Les trafiquants d’armes à feu se tournent vers le «darknet»

L’émergence du «darknet» représente un nouveau défi pour les autorités qui tentent d’endiguer le trafic d’armes.
Photo: Paul Chiasson La Presse canadienne L’émergence du «darknet» représente un nouveau défi pour les autorités qui tentent d’endiguer le trafic d’armes.

Des criminels se cachent dans les coins sombres de l’Internet, emploient des cryptomonnaies difficiles à retracer et inventent des techniques pour vendre illégalement des armes à feu au Canada, prévient la Gendarmerie royale du Canada (GRC).

L’émergence du « darknet » — des réseaux cachés dans les profondeurs de l’Internet et accessibles seulement par des logiciels conçus sur mesure — représente un nouveau défi pour les autorités qui tentent d’endiguer le trafic d’armes, reconnaît Rob O’Reilly, directeur intérimaire des services de réglementation sur les armes à feu de la GRC.

Si les policiers sont parvenus à éliminer certains marchés noirs en ligne comme Silk Road au cours des dernières années, d’autres sont apparus dans les profondeurs du cyberespace, a indiqué M. O’Reilly lors d’un récent symposium national sur les bandes criminelles et les armes à feu.

Il a notamment souligné le site en ligne Berlusconi, lequel avait 234 entrées pour des armes comme les fusils AR-15, les AK-47, diverses armes de poing et d’innombrables munitions.

Les armes y sont vendues tout comme des opioïdes, de l’héroïne, de la cocaïne, des logiciels malveillants, des données volées, des rançonciels, des cartes de crédit dérobées et même de l’uranium appauvri, du polonium-210 radioactif et des poisons aussi dangereux que la ricine.

M. O’Reilly a même montré une photo d’un chargeur et des munitions d’un AR-15 livrés par un vendeur du Montana à un acheteur de Sudbury, en Ontario, qui n’avait pas de permis d’armes. Le vendeur a réalisé un certain nombre de ventes relatives à des armes à feu par l’entremise du darknet avant d’être arrêté. Chaque produit vendu était emballé dans du plastique avant d’être enveloppé dans un sac de mylar. Il était ensuite dissimulé en paquet de nourriture.

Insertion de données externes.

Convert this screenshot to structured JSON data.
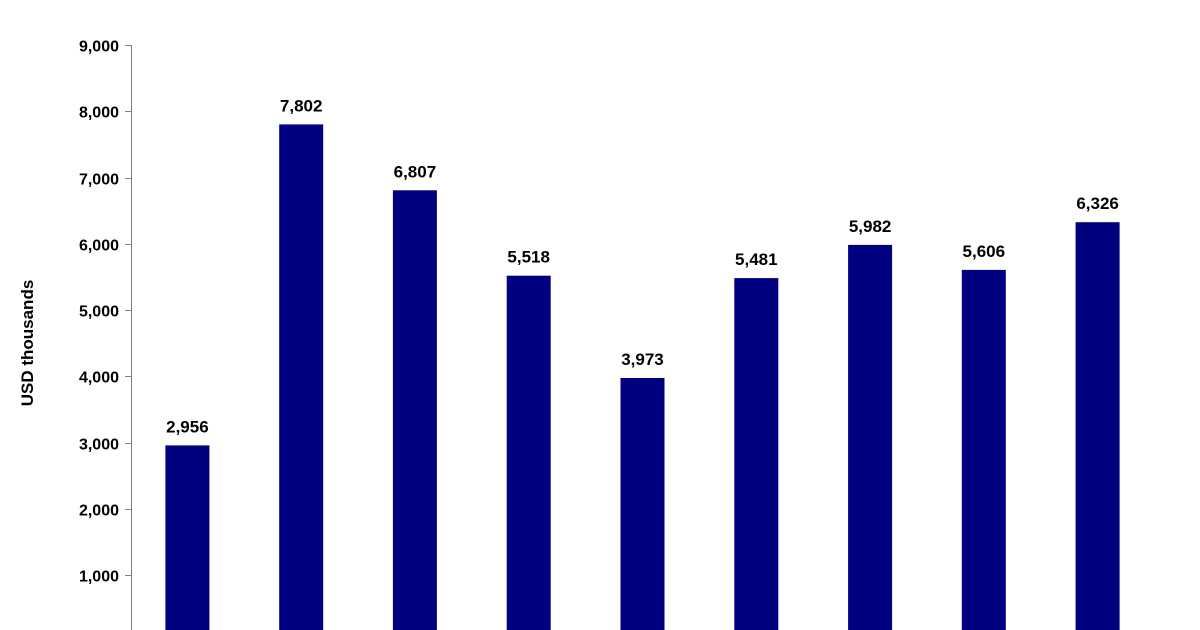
{
  "chart_data": {
    "type": "bar",
    "title": "",
    "xlabel": "",
    "ylabel": "USD thousands",
    "ylim": [
      0,
      9000
    ],
    "yticks": [
      1000,
      2000,
      3000,
      4000,
      5000,
      6000,
      7000,
      8000,
      9000
    ],
    "ytick_labels": [
      "1,000",
      "2,000",
      "3,000",
      "4,000",
      "5,000",
      "6,000",
      "7,000",
      "8,000",
      "9,000"
    ],
    "grid": false,
    "legend": "none",
    "bar_color": "#000080",
    "series": [
      {
        "values": [
          2956,
          7802,
          6807,
          5518,
          3973,
          5481,
          5982,
          5606,
          6326
        ],
        "labels": [
          "2,956",
          "7,802",
          "6,807",
          "5,518",
          "3,973",
          "5,481",
          "5,982",
          "5,606",
          "6,326"
        ]
      }
    ]
  }
}
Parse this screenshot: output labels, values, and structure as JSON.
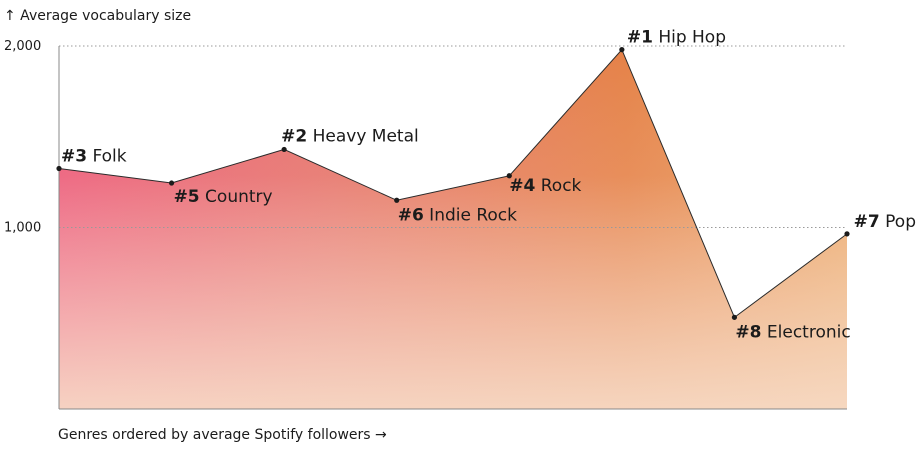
{
  "chart_data": {
    "type": "area",
    "title": "",
    "ylabel": "↑ Average vocabulary size",
    "xlabel": "Genres ordered by average Spotify followers  →",
    "ylim": [
      0,
      2000
    ],
    "yticks": [
      {
        "value": 2000,
        "label": "2,000"
      },
      {
        "value": 1000,
        "label": "1,000"
      }
    ],
    "grid": "horizontal dotted at y ticks",
    "gradient": {
      "top_left": "#ec5a78",
      "right": "#e8893f",
      "bottom": "#f7dcc8"
    },
    "points": [
      {
        "rank": "#3",
        "genre": "Folk",
        "value": 1325
      },
      {
        "rank": "#5",
        "genre": "Country",
        "value": 1245
      },
      {
        "rank": "#2",
        "genre": "Heavy Metal",
        "value": 1430
      },
      {
        "rank": "#6",
        "genre": "Indie Rock",
        "value": 1150
      },
      {
        "rank": "#4",
        "genre": "Rock",
        "value": 1285
      },
      {
        "rank": "#1",
        "genre": "Hip Hop",
        "value": 1980
      },
      {
        "rank": "#8",
        "genre": "Electronic",
        "value": 505
      },
      {
        "rank": "#7",
        "genre": "Pop",
        "value": 965
      }
    ]
  }
}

« Les vendeurs du darknet se fient à des moyens très astucieux de vendre des armes à feu et des pièces, a dit M. O’Reilly. Dans la communauté du darknet, ce phénomène est connu sous le nom de livraison furtive. Leur bit est de se dissimuler ou de cacher le contenu réel des autorités judiciaires et des services douaniers. »

Des pistolets ont été livrés dans des consoles de jeu, des disques durs d’ordinateur, des séchoirs ou des morceaux de chocolat, a-t-il ajouté. « On a même vu des carabines cachées derrière un téléviseur à écran plat. »

La révolution numérique a vu la naissance d’appareils qui permettent à des acheteurs de visiter anonymement des sites comme Berlusconi et d’acheter des articles sans laisser de traces.

Le réseau Tor est souvent utilisé par les agences gouvernementales, les activistes, les journalistes et les lanceurs d’alertes qui veulent protéger leurs activités en ligne, concède M. O’Reilly, mais il est aussi employé par des gens aux intentions moins nobles, comme des acheteurs d’armes clandestins.

De façon similaire, les cryptomonnaies comme le Bitcoin — la devise numérique la plus acceptée sur les sites du darknet — permettent de cacher les conditions d’une transaction aux autorités.

« De telles devises représentent de véritables défis aux autorités judiciaires parce qu’elles n’ont pas d’existence physique. Il est difficile de les retracer sans un logiciel spécifique qui coûte très cher et un personnel très entraîné », mentionne M. O’Reilly.